Ello, no obstante, no me desanimó, porque lo ya ganado por mí dejó huella en mi favor, logrando que me preguntase varias veces durante el resto del curso, no logrando cogerme descuidado, lo que debilitaba sus armas y reforzaba las mías, hasta que llegamos a mi examen, que fue espectacular, logrando yo hacer un ejercicio de sobresaliente que, al expedir las notas, se convirtió en un injusto «bueno», como me ocurrió con Ayuso, que, sin embargo, consideré como una verdadera victoria sobre una injusticia sostenida por una mala pasión.
A los dos días me crucé con él en el descansillo de la gran escalera de la universidad, quitándome el sombrero como saludo respetuoso, cuando oí su llamada que me hizo detener.
–¿Qué tal de satisfecho quedó usted de su examen?
–Eso lo dejo al aprecio de usted, que lo juzgó –le respondí con la mayor seriedad.

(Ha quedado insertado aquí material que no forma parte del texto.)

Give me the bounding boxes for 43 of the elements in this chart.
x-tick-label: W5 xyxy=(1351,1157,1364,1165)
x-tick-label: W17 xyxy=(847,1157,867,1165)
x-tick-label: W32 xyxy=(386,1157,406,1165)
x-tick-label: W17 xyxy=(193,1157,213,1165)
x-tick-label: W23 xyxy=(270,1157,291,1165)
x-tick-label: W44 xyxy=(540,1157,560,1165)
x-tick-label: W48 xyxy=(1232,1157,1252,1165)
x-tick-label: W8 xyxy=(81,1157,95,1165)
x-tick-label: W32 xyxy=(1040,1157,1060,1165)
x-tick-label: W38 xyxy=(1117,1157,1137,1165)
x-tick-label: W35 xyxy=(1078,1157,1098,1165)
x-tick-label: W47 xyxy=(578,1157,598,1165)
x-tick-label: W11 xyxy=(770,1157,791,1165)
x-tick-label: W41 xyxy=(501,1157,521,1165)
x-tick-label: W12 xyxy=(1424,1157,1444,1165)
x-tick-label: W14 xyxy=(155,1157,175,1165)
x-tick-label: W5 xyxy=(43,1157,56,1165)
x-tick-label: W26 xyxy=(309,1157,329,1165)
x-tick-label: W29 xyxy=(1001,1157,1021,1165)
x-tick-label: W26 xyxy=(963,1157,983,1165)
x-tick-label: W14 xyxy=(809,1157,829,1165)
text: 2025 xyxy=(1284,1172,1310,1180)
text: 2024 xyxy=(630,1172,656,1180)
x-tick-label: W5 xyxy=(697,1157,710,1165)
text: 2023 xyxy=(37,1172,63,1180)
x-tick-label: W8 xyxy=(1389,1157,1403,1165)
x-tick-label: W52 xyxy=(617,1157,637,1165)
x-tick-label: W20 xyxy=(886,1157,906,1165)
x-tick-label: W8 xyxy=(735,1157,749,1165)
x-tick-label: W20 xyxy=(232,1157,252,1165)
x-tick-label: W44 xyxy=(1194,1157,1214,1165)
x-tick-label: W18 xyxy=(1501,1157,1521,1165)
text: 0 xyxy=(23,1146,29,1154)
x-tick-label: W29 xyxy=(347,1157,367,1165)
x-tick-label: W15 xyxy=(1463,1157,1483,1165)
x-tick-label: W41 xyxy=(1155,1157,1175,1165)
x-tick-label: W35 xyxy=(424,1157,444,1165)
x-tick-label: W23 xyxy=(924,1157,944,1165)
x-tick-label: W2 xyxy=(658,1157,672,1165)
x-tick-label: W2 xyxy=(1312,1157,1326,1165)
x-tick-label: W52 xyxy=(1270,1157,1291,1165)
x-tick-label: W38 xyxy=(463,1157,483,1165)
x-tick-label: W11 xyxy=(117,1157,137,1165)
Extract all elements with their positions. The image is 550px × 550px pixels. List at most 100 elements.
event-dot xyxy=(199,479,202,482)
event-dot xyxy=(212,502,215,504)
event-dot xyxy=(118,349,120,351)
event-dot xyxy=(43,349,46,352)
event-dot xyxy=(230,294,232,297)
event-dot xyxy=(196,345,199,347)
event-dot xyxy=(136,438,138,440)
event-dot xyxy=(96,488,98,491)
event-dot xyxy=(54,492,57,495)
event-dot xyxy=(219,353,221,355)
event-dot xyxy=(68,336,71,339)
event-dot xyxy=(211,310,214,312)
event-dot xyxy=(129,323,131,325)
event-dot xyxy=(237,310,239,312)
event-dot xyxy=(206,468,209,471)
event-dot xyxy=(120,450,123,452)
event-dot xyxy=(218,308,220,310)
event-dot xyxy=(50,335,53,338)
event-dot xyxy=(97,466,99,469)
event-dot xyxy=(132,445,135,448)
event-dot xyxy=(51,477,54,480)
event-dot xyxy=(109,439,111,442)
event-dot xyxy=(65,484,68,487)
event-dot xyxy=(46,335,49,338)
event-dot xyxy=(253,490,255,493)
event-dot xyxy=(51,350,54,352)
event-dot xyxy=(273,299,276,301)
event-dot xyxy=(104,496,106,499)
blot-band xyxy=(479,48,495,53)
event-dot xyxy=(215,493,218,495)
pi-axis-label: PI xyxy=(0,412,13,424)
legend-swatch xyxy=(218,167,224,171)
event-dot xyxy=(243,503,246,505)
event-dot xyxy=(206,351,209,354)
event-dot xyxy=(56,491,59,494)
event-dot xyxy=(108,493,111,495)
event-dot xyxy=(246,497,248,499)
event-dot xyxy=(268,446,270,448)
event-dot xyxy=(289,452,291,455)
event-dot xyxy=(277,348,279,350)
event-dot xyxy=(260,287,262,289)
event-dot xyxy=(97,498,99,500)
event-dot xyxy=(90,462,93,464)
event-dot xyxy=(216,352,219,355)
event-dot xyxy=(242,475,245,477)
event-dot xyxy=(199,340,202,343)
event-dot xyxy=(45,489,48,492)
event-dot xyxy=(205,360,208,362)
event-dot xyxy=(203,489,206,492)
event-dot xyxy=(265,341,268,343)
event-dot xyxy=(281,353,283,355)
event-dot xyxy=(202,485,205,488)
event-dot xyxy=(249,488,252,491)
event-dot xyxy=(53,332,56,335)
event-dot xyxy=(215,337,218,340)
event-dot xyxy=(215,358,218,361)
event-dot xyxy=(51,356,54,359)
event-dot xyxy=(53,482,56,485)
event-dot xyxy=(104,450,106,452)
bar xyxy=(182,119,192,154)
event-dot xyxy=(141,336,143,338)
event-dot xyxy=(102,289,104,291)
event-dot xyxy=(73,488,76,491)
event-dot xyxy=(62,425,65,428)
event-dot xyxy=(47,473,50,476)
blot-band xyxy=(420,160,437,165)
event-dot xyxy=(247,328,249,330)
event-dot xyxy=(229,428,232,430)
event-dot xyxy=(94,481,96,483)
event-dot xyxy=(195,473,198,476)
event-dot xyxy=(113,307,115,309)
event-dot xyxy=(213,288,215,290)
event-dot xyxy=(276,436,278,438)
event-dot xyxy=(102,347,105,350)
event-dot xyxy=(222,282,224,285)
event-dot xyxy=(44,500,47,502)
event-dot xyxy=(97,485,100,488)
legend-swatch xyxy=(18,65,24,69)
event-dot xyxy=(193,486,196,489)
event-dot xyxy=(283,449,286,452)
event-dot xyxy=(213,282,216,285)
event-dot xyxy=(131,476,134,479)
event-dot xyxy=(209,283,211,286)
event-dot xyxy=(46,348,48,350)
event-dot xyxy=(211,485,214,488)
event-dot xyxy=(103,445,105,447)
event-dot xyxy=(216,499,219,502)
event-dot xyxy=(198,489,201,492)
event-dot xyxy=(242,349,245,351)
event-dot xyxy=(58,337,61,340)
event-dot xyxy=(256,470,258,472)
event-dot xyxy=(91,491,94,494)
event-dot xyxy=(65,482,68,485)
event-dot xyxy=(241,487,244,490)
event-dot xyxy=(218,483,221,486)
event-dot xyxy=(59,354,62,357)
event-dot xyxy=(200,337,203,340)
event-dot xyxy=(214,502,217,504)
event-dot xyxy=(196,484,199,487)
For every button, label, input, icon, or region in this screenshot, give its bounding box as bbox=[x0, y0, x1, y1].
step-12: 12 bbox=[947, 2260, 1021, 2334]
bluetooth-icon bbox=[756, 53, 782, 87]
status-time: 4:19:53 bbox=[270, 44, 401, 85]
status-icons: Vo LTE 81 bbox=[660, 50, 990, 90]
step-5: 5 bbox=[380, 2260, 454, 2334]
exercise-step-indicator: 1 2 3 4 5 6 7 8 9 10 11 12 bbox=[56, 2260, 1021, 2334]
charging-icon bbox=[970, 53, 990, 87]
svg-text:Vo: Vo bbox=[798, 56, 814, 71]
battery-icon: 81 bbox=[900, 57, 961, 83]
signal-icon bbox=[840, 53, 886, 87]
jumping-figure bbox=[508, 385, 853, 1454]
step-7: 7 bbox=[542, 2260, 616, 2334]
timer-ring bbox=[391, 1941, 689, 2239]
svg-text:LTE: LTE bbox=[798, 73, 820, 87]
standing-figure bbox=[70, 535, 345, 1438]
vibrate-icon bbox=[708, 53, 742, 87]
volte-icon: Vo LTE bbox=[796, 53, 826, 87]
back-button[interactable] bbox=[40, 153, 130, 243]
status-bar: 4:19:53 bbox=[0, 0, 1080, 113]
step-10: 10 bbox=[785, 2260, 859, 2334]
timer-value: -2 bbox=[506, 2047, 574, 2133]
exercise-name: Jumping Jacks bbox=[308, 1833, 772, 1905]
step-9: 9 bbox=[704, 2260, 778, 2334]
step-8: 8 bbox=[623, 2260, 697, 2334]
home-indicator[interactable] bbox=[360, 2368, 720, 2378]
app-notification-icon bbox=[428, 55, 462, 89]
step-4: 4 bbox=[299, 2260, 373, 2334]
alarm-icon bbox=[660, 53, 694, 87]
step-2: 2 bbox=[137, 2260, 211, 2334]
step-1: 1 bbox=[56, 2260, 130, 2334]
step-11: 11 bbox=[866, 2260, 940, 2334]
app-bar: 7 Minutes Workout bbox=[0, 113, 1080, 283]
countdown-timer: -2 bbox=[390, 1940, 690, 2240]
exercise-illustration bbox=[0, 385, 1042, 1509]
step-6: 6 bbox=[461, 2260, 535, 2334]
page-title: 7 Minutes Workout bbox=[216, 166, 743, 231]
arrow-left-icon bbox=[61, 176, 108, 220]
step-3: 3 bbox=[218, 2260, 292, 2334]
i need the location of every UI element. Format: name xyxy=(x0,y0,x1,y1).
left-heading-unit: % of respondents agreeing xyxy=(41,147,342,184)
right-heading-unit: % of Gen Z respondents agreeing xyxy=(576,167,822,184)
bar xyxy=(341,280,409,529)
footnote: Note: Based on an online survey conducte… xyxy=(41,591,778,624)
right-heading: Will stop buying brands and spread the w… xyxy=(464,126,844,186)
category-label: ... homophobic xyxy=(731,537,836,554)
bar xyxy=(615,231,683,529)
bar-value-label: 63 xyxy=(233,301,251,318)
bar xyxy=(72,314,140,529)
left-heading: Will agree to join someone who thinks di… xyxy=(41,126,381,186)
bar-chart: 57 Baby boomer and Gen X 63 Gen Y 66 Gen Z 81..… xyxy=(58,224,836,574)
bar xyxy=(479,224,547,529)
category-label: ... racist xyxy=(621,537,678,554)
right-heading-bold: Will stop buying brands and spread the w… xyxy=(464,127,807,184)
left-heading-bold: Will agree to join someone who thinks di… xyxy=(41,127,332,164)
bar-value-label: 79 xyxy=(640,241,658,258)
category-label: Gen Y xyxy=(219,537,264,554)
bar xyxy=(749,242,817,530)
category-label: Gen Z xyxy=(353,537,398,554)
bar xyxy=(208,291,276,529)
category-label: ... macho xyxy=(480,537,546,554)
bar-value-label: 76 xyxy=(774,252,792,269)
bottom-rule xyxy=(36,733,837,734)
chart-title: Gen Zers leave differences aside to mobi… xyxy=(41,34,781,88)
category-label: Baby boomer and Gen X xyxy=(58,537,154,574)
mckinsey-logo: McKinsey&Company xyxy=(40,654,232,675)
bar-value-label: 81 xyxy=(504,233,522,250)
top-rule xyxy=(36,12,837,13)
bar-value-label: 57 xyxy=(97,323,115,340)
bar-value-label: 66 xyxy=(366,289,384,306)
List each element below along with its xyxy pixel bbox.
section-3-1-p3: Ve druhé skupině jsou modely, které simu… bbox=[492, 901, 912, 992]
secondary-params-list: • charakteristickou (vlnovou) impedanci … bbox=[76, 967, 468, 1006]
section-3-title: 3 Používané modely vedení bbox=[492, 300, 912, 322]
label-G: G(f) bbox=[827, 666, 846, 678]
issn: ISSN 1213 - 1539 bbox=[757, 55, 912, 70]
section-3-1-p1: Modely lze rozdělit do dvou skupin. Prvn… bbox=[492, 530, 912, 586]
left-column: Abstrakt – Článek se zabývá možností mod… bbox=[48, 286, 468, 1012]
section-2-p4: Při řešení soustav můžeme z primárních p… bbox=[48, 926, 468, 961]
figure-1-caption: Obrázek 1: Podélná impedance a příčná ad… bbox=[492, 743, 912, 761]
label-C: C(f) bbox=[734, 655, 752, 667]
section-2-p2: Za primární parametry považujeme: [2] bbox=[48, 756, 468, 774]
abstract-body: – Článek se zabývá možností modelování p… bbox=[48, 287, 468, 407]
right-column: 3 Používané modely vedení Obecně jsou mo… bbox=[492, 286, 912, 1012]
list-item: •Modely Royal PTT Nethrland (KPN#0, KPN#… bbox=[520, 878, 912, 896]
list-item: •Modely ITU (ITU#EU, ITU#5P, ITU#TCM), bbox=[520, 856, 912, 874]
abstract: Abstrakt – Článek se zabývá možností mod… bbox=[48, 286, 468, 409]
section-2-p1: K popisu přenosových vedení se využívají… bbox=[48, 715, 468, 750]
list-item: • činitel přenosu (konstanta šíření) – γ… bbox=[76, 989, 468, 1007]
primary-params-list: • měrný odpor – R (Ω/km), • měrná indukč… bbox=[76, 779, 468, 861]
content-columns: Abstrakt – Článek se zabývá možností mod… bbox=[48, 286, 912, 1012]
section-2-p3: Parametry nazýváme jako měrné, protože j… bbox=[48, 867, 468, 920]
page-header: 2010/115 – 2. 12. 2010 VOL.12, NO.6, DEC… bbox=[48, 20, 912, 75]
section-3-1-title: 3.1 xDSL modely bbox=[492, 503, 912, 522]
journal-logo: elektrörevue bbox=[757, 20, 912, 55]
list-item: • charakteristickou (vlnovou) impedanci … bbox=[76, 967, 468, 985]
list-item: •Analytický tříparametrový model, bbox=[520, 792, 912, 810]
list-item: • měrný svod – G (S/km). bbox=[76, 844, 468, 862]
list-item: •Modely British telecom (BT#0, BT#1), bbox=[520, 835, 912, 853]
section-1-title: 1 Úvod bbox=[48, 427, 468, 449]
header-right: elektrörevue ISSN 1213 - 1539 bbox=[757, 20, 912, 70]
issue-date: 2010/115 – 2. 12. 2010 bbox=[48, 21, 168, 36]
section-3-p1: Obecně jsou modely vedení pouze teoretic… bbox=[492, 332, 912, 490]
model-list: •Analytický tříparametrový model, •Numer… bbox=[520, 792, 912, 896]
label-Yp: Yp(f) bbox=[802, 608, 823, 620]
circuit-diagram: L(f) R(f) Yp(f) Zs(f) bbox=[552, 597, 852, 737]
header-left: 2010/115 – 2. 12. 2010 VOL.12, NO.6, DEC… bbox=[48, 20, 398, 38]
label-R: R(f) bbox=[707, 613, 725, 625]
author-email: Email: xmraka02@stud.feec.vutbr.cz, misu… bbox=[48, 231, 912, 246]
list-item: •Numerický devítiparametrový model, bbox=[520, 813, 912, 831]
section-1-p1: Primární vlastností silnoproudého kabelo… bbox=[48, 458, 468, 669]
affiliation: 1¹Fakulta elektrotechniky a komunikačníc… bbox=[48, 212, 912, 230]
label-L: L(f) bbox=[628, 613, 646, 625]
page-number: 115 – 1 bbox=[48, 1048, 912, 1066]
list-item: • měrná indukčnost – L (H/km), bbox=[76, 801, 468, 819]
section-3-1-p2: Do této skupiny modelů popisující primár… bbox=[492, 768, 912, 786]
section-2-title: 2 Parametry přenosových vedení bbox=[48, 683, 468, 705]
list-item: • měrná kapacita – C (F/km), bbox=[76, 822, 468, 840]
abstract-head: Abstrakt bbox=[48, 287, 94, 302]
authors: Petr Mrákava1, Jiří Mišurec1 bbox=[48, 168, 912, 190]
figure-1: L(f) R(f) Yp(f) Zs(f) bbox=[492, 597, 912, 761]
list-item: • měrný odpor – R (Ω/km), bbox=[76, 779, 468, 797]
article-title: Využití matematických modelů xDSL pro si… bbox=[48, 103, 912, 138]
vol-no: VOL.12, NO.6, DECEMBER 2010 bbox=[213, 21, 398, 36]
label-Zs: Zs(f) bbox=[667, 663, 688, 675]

–Pues entiendo que debió usted salir muy satisfecho, porque en lugar de un suspenso que, decididamente, le tenía reservado, aún le di nota.
–Y yo, muy agradecido, don Rodrigo, aunque insisto en negar la ofensiva afirmación de usted de una burla y una falta de respeto que, en mí, es imposible.
–¡Bueno! La cosa ha pasado ya; no me guarde usted rencor y cuénteme en adelante como un buen amigo suyo.
–Muchas gracias –le contesté, despidiéndome de él con un saludo respetuoso, no dejando de estimar el manifiesto arrepentimiento de aquel hombre, cuya conducta obedeció, realmente, a una causa psicológica propia de su defecto físico.